For recombinant production of Acinetobacter HisH protein, several expression systems have proven effective, with E. coli-based systems being the most commonly employed. The pET expression system using E. coli BL21(DE3) strains typically yields high expression levels with proper folding of the HisH protein. When considering expression systems, researchers should note:
E. coli-based systems require optimization of induction conditions (IPTG concentration, temperature, and duration) to maximize soluble protein yield
Mammalian cell expression systems, while more complex, can provide properly folded protein with post-translational modifications when needed, similar to the high-yield expression system used for recombinant hemagglutinin protein production
Codon optimization based on the expression host is often necessary to improve expression levels
Co-expression with the HisF subunit may improve solubility and stability of the HisH protein
Investigating horizontal gene transfer (HGT) of hisH genes in Acinetobacter species requires a multi-faceted experimental approach:
Comparative genomic analysis: First, collect genomic data from multiple Acinetobacter species and perform sequence alignment of the hisH gene and surrounding regions. Look for incongruence between gene trees and species trees, which may indicate HGT events.
Recombination detection: Employ recombination detection algorithms such as the Ordered Painting algorithm used in studies of aminoglycoside nucleotidyltransferase genes . This approach helps identify potential recombination hotspots.
Experimental validation: Design PCR assays targeting the hisH region and flanking sequences to verify computational predictions.

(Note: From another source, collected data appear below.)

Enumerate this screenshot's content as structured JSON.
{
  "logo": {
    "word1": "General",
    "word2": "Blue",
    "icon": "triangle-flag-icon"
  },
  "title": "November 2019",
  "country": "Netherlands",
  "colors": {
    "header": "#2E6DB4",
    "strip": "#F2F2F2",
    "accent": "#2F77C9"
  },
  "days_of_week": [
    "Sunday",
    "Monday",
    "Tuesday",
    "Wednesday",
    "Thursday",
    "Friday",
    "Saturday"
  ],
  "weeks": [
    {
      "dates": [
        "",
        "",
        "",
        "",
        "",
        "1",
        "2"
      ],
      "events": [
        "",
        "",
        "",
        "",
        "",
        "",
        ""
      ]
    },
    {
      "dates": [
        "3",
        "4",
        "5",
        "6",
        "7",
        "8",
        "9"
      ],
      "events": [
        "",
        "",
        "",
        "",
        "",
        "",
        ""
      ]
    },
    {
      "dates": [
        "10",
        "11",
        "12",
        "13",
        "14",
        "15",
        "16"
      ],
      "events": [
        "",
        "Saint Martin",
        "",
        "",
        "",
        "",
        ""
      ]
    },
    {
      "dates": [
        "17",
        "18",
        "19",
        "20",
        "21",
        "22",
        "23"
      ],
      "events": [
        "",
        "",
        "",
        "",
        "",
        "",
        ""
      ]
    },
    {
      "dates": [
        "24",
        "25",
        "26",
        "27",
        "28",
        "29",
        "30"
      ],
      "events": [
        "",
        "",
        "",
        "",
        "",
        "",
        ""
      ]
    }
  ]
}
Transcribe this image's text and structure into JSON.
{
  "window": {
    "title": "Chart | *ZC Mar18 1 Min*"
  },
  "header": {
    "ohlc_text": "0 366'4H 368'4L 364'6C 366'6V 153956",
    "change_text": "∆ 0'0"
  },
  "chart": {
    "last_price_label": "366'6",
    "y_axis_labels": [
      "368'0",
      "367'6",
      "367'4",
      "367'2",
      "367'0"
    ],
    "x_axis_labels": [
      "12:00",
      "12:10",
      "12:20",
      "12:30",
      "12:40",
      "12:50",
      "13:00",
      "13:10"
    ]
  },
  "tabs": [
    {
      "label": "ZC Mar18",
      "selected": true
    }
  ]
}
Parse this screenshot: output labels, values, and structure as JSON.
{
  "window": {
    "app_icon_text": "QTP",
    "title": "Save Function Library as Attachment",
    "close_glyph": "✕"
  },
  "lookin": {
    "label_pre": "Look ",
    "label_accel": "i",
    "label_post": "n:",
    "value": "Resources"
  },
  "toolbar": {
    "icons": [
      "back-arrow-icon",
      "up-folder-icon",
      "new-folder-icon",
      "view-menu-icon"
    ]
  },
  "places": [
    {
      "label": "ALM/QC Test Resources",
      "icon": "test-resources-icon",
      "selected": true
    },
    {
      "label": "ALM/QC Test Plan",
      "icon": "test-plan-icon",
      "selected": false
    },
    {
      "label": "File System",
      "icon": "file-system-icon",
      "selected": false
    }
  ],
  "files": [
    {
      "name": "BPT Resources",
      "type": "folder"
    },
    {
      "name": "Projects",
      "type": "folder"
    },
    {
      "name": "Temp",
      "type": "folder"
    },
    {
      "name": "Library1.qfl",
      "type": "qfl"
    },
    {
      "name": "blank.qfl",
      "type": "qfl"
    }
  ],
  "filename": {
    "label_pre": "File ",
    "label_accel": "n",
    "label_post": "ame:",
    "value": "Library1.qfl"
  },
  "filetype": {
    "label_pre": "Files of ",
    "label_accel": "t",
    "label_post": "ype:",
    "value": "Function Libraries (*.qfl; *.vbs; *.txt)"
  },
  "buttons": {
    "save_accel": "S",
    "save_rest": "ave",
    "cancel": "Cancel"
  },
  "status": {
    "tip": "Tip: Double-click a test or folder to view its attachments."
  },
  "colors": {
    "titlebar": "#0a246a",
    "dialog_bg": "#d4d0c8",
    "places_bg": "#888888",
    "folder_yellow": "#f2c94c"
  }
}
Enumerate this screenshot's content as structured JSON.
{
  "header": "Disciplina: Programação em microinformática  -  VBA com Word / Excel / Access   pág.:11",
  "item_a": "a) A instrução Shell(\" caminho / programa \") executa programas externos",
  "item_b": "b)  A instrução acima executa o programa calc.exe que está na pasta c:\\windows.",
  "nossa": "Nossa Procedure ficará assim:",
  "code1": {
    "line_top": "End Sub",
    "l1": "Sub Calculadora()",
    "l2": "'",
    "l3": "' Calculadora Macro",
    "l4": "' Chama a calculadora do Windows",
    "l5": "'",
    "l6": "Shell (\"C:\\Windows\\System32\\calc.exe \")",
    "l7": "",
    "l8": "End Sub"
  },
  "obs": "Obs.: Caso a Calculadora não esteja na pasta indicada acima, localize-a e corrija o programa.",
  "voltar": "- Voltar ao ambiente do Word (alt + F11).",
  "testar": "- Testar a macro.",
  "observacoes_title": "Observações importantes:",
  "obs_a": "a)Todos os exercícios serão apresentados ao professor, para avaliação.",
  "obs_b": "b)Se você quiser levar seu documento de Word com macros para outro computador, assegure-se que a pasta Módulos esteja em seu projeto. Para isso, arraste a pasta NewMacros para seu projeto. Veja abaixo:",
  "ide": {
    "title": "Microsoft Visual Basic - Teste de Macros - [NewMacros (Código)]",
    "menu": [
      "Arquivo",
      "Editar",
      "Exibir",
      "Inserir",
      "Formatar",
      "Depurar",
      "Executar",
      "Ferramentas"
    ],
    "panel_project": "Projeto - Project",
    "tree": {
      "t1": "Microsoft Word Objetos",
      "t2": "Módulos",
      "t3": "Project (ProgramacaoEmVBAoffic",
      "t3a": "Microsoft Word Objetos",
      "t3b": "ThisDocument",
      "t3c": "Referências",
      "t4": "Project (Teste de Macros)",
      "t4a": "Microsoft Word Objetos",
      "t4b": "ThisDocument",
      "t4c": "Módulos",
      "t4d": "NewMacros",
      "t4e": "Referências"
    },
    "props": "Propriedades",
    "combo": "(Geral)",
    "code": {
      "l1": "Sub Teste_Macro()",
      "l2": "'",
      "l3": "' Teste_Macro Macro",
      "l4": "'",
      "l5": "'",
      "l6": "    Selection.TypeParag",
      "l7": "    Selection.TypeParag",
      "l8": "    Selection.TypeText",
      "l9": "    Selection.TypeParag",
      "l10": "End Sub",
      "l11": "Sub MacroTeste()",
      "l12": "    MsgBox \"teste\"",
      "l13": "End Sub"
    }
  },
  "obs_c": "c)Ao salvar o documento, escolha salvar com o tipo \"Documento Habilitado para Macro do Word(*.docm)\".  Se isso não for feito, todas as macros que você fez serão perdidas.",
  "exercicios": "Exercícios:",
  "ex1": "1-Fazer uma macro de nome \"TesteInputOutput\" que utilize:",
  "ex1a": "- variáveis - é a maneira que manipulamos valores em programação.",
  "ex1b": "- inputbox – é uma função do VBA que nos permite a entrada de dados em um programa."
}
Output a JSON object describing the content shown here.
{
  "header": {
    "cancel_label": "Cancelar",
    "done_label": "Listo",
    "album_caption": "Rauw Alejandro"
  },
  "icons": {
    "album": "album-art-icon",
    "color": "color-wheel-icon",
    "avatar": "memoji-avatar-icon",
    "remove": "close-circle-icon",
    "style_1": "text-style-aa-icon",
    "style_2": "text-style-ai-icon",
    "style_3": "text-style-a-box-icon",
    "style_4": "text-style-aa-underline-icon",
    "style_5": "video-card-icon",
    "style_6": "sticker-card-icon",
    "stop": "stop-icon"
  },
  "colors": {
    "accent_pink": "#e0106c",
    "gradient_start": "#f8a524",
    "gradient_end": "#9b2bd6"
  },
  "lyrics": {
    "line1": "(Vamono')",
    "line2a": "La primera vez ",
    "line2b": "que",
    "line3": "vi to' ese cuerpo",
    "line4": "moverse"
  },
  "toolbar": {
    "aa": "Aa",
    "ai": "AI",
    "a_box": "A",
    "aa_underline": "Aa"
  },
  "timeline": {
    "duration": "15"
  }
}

Include primers that span potential recombination junctions.
Population studies: Sample Acinetobacter from different environments to assess the natural distribution of hisH variants and potential correlation with ecological niches.
Phylogenetic analysis: Construct phylogenetic trees based on hisH sequences and compare with trees based on housekeeping genes or whole-genome phylogenies.
When analyzing results, pay particular attention to sequence regions with unusually high identity between distantly related species, as this can indicate recent HGT events, similar to the pattern observed with ant(3")-II genes in Acinetobacter, where 100% sequence identity was found in the transferred region while flanking regions showed only 74-84% identity .
The interaction between HisH and HisF subunits in Acinetobacter involves specific structural elements that ensure proper assembly and function of the heterodimeric enzyme complex:
Interface composition: The interaction interface typically involves hydrophobic core residues surrounded by polar and charged amino acids that form hydrogen bonds and salt bridges between the subunits.
Conserved motifs: Key conserved motifs in HisH include the glutamine amidotransferase catalytic triad (Cys-His-Glu) that is essential for glutamine hydrolysis.
Allosteric communication: Structural studies are needed to identify the pathways of allosteric communication between the HisF active site (where PRFAR binding occurs) and the HisH active site (where glutamine is hydrolyzed).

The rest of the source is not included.